Essential Oils to use: Lavender, Cedarwood, Geranium, Lemongrass, Citronella, Eucalyptus and Garlic Oil
***If using essential oils to make your own spray know if they are safe for skin contact and for pets. Some can be harmful. Geranium, Lavender, and Cedarwood are the most powerful repellants and are safe for animals as well as kids. It is best to put a small amount into a roller or spray bottle with a carrier oil like grapeseed oil or jojoba and water. There are MANY recipes online so just look for one that sounds good for you and your family****
***** Though there are ways to prevent them, I will reiterate there is NO trusting prevention and the best way to be sure you haven’t gotten one tagging along is DAILY check of your body head to toe. We do these things, but they aren’t full proof to us. The only thing that is the regular checking. ****
WHAT IF I FIND ONE?
I am not an expert so I will lead you to the CDC because this is what we would follow if one was found. We have only removed them from our dogs when we lived in North Carolina. The biggest thing to know though is you want to remove the head! Improper removal is no good and I would suggest seeing a doctor immediately. You will also want to clean the bite well with antiseptic to lower your chances of any contamination. But please read this article and have proper tools on hand for quick and successful removal. You also will want to keep the tick in a jar or plastic bag till you are sure no symptoms occur. Having it helps your doctor test and figure out what they may be dealing with.
As I noted above it takes roughly 24 hours for a tick to transmit Lyme and other microbes that may be harmful, so focusing on checking thoroughly daily (every 12 hours) will keep your chances of a harmful bite and potential sickness as low as possible. It is important to see a doctor though quickly if a bite is had and you have concerns. Don’t let it go for a long period whatsoever.

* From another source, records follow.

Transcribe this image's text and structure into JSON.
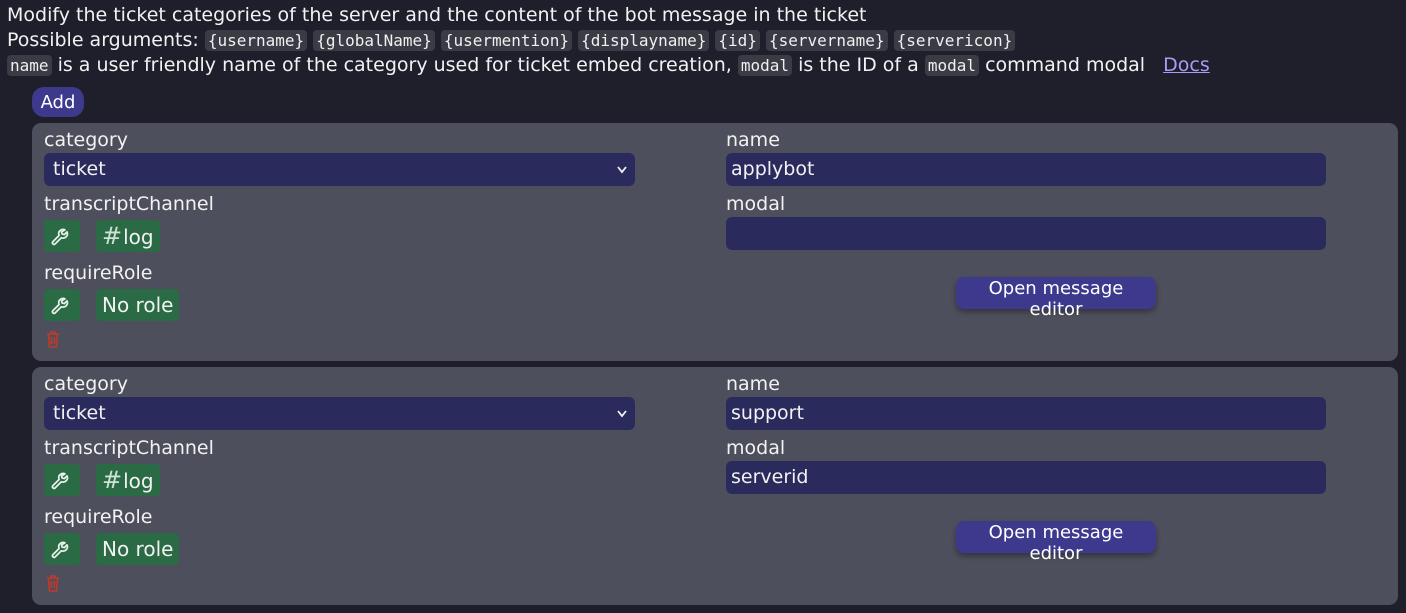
{
  "intro": {
    "line1": "Modify the ticket categories of the server and the content of the bot message in the ticket",
    "line2_prefix": "Possible arguments:",
    "arguments": [
      "{username}",
      "{globalName}",
      "{usermention}",
      "{displayname}",
      "{id}",
      "{servername}",
      "{servericon}"
    ],
    "line3": {
      "code_name": "name",
      "text1": "is a user friendly name of the category used for ticket embed creation,",
      "code_modal": "modal",
      "text2": "is the ID of a",
      "code_modal2": "modal",
      "text3": "command modal",
      "docs_link": "Docs"
    }
  },
  "add_button": "Add",
  "labels": {
    "category": "category",
    "name": "name",
    "transcript": "transcriptChannel",
    "modal": "modal",
    "require_role": "requireRole",
    "message_editor": "Open message editor"
  },
  "categories": [
    {
      "category": "ticket",
      "name": "applybot",
      "transcript_channel": "log",
      "modal": "",
      "require_role": "No role"
    },
    {
      "category": "ticket",
      "name": "support",
      "transcript_channel": "log",
      "modal": "serverid",
      "require_role": "No role"
    }
  ],
  "colors": {
    "background": "#1e1f2b",
    "card": "#4e4f5c",
    "input": "#2b2a5c",
    "button": "#3d3a8e",
    "chip": "#2a6a45",
    "link": "#a99cf7",
    "delete": "#c0392b"
  },
  "icons": {
    "picker": "wrench-icon",
    "channel": "hash-icon",
    "delete": "trash-icon",
    "dropdown": "chevron-down-icon"
  }
}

As I said, Tick prevention and keeping you and your family healthy is best done by regular checks. I also felt much better knowing that it takes 24 hours or so for things to transmit and the earlier it is caught the less likely of sickness. Ticks are for sure a danger to warm days and outdoor play, but they don’t have to keep you from having a great time. Just know it is simple with awareness, intention, education, responding quickly, and most of all self care for the whole family.
If you have further questions or things that have worked for your family please share below. All of the above is simply what we do and isn’t meant to be a full proof option, but this has worked for us over the last few years really well. Though I will say our tick population compared to most places is lower so talk with local health professionals and keep up to date with any warnings in public natural areas you visit.